But it is also true that Trump is “an equal-opportunity offender,” as his daughter Ivanka once said. In that and other ways, he evokes memories of another pot-stirring New Yorker, the late, great Ed Koch. In fact, Koch might have been thinking of Trump as well as himself when he wrote, “I’m not the type to get ulcers, I give them.”

Trump’s gift for the zinger insult — “Little Marco” and “Lyin’ Ted” — found its ripest target in Jeb Bush. “Low energy” fit like a glove, and the former front-runner wilted.

Yet Trump looked like he had another gift, too: an ability to snatch defeat from the jaws of victory. Again and again, he would build momentum, only to throw a banana peel in his way, or have one surface from the past. The tape where he boasted that he would walk up to women and “grab them by the pu–y” nearly sank him because there was no denying his own words.

That was the low point of a pattern that would play out right up to Election Day. Indeed, it hasn’t fully stopped yet.

The transition, for all his great success in jawboning Carrier Corp. and carmakers to build their products in the USA instead of Mexico, is also being defined by angry Tweet storms as Trump punches down the likes of actress Meryl Streep. To the extent that they mean anything, polls show him losing ground during a period when presidents-elect mostly expand their popularity.

It’s the Trump way and we’d better get used to it. He is who he is, authentic to a fault.

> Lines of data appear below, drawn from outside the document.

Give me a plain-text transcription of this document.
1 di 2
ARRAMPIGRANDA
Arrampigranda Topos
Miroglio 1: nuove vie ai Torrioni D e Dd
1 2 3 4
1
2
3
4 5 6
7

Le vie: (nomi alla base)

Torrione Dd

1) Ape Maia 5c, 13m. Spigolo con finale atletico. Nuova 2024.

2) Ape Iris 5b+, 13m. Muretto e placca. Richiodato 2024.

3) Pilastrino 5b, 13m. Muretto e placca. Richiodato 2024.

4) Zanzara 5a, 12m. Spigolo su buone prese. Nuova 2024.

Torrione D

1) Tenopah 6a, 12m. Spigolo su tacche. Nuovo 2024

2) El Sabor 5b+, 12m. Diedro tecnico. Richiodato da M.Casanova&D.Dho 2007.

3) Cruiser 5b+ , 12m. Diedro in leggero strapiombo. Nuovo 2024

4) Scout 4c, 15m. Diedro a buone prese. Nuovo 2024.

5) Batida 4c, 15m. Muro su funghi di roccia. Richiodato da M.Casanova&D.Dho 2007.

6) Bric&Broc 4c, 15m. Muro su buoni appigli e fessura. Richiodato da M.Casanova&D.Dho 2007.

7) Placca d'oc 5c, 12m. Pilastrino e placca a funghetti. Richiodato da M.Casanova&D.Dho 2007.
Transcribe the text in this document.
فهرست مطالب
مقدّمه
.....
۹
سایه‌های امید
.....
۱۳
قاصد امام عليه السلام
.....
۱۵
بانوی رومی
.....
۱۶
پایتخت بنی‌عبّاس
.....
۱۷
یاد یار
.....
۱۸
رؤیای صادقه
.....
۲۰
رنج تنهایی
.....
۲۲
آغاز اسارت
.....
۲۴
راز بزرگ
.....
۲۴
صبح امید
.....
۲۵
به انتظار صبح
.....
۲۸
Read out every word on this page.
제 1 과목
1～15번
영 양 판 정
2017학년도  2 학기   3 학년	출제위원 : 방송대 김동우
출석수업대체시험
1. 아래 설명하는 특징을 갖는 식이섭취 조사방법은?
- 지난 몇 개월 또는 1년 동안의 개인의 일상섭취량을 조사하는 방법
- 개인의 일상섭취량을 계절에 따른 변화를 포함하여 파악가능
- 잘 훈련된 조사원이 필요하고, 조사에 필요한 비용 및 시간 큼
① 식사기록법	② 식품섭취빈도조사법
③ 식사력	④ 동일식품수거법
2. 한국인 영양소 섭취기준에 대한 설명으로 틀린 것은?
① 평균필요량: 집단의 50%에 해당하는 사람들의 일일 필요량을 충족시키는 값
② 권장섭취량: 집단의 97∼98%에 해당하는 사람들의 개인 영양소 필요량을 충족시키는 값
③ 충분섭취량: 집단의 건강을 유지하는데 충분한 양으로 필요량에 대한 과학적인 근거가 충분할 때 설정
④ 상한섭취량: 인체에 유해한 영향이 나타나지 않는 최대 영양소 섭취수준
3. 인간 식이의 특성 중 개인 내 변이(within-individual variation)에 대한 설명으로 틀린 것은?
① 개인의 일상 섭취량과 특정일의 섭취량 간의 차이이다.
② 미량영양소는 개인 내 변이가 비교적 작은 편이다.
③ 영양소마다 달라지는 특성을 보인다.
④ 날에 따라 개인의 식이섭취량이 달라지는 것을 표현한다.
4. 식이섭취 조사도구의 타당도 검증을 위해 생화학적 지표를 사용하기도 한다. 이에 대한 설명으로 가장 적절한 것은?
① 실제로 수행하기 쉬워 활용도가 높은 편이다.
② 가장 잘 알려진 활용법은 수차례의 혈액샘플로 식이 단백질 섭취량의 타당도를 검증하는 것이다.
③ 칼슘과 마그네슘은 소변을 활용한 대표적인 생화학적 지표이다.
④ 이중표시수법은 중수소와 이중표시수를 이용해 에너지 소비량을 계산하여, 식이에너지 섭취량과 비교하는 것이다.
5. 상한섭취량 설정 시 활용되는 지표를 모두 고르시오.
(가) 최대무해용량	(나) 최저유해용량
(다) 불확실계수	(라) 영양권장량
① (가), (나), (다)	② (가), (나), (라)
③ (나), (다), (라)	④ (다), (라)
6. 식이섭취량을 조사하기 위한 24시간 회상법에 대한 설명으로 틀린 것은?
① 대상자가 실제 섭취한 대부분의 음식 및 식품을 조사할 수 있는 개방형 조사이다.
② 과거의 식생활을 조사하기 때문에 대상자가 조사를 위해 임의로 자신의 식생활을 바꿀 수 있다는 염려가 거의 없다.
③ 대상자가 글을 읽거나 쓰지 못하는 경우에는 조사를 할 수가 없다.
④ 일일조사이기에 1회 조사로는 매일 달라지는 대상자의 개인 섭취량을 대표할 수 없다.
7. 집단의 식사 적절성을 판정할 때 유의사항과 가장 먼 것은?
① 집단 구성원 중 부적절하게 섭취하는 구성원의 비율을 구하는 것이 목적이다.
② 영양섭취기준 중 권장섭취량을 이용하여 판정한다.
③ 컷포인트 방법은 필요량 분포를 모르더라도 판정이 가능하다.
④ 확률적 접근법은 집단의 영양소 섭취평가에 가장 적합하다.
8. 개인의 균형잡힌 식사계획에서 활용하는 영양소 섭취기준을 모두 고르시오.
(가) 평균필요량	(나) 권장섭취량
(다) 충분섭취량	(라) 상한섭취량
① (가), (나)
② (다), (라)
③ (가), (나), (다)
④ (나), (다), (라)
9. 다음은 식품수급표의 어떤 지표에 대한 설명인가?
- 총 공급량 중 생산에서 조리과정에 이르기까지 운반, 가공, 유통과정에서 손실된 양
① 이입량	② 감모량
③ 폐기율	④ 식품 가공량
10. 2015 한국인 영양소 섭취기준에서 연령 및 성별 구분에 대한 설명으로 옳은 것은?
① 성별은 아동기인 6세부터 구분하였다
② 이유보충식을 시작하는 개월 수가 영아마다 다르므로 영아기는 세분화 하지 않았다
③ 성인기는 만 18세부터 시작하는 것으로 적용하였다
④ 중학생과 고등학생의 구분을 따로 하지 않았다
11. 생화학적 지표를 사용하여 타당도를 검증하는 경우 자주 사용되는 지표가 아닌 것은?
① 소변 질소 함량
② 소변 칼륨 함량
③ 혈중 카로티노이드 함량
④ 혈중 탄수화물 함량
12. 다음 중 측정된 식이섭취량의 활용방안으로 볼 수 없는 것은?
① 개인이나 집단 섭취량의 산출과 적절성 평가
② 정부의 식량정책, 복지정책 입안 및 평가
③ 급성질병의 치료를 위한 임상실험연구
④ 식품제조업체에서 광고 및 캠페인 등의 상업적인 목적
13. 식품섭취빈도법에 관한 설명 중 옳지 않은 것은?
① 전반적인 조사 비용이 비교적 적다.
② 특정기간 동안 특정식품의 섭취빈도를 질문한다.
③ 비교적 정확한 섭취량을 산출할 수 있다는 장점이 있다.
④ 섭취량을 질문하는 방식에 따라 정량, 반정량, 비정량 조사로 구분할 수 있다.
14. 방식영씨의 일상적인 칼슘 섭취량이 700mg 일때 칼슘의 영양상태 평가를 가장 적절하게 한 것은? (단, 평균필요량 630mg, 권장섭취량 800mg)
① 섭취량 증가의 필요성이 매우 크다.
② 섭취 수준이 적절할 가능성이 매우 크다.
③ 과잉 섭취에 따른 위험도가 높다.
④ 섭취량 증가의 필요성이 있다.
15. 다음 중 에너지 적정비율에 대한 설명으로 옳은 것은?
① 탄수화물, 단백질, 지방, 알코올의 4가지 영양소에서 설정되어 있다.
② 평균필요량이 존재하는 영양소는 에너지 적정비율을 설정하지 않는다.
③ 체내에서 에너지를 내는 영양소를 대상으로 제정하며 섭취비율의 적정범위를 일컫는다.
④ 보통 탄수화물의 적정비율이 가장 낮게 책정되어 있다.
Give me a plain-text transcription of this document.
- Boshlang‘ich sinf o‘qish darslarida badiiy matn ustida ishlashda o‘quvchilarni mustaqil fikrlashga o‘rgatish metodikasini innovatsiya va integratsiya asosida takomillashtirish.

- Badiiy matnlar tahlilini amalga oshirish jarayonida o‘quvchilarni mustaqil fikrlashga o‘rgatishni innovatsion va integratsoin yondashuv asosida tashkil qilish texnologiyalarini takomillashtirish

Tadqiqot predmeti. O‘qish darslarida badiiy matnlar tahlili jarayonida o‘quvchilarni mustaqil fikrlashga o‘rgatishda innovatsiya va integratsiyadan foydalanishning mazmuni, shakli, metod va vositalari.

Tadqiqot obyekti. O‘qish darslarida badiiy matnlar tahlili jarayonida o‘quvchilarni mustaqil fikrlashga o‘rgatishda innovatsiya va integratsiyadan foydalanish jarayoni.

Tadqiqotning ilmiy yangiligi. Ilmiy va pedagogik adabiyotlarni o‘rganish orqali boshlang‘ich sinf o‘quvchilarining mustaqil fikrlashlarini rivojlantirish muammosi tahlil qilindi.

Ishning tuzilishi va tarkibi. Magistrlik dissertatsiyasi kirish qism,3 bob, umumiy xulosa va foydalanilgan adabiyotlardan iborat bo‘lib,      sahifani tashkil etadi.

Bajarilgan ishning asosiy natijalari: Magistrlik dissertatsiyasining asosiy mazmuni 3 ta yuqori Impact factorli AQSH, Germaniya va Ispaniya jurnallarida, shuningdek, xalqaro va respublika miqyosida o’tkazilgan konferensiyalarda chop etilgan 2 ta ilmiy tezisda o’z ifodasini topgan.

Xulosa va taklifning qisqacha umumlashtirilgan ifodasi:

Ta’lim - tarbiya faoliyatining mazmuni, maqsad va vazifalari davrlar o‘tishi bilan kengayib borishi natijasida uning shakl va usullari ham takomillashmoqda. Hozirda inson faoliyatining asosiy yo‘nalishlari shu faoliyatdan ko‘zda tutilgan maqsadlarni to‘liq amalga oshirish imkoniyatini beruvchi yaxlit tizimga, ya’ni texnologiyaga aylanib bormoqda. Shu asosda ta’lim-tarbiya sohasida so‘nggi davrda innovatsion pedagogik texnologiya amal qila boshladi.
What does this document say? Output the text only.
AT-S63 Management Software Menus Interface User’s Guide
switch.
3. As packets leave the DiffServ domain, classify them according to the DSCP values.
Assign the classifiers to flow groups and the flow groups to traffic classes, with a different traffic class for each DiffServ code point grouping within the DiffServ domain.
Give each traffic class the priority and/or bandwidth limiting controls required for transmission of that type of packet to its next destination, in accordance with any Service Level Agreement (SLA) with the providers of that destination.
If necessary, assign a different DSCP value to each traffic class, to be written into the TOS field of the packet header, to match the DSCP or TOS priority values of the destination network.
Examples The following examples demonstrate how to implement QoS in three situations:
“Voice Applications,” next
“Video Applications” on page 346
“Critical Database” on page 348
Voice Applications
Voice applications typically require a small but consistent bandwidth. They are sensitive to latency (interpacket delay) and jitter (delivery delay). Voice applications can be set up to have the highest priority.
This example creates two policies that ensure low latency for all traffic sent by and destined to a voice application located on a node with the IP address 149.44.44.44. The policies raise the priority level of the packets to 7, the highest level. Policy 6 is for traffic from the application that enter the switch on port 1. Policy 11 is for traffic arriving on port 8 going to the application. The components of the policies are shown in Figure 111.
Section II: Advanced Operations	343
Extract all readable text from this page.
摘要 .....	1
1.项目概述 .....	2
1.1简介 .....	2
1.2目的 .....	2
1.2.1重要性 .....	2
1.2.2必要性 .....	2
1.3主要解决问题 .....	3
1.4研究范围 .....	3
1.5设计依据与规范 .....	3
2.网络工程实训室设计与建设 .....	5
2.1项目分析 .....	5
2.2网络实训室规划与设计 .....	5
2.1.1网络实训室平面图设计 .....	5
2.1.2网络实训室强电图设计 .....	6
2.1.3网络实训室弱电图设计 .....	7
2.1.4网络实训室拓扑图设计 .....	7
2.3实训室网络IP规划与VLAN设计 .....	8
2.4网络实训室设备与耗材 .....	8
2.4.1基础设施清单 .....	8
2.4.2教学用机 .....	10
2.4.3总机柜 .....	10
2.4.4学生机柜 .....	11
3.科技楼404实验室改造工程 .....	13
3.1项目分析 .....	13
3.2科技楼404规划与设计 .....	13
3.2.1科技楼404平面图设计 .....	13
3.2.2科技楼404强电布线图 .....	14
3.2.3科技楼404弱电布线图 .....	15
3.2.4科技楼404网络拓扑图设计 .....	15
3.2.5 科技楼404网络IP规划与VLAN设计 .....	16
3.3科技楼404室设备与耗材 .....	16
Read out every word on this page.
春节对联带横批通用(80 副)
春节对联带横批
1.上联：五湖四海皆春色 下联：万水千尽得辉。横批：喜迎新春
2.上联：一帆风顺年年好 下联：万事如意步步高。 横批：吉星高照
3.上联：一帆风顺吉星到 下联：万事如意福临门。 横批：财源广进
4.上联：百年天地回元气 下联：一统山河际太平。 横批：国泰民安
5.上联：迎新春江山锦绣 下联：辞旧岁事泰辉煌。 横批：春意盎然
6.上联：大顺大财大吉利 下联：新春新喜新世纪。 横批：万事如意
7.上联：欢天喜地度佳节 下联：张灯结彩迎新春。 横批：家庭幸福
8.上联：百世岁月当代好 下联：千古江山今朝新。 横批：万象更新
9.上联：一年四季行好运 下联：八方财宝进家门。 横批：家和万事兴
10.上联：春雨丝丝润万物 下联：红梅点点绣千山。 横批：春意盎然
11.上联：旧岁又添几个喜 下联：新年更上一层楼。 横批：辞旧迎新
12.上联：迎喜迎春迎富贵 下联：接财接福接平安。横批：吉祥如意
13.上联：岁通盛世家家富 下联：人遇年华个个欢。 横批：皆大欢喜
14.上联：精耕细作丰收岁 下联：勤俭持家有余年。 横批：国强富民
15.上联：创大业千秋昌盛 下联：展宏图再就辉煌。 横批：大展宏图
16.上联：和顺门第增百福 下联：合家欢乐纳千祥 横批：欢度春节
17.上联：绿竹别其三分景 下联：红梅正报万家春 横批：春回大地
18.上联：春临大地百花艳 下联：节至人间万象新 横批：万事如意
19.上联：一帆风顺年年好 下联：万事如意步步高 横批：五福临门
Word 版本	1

But his critics, especially those whose heads are exploding over his election, should also remember this: His upside is enormous. His fierce determination to succeed now stands to benefit the nation.

Trump, though he certainly can be headstrong, is also willing to change course when he has to. And don’t forget his incredible stamina, which helped him beat Hillary Clinton by outworking her down the stretch.

Most important, the areas of his signature focus — unchecked illegal immigration, a decline of good-paying manufacturing jobs and a depleted military — are fundamental to a national revival. They are daily obstacles to our fellow Americans, and our security and must be fixed if our democracy is to endure and prosper.

Trump was tested by the fire of a brutal campaign and was on the receiving end of an unprecedented barrage. It was one thing for the slings and arrows to come from his opponent and the White House, quite another for the media to conspire against him. The powerful confederacy against him made his triumph all the more amazing.

Still, it is worth repeating that while he is president No. 45, he is the first to have had neither government nor military experience. That seems risky and it is a virtual certainty that he will be tested early and often, both at home and abroad.

Already, the boycott of his inauguration by sour-grapes Democrats breaks new ground in disrespect and dangerously sows seeds of disunion. Who knows what challenges China, Iran, Russia and the Islamic State will present.

Besides, it’s not as if Barack Obama leaves Washington and the world in splendid shape, so there’s no shortage of existing difficulties. History, if it’s honest, cannot treat Obama kindly.

Now it’s time to look forward. Donald Trump is the new sheriff in town and, like Sinatra, he did it his way. Say a prayer for him and the exceptional nation he leads.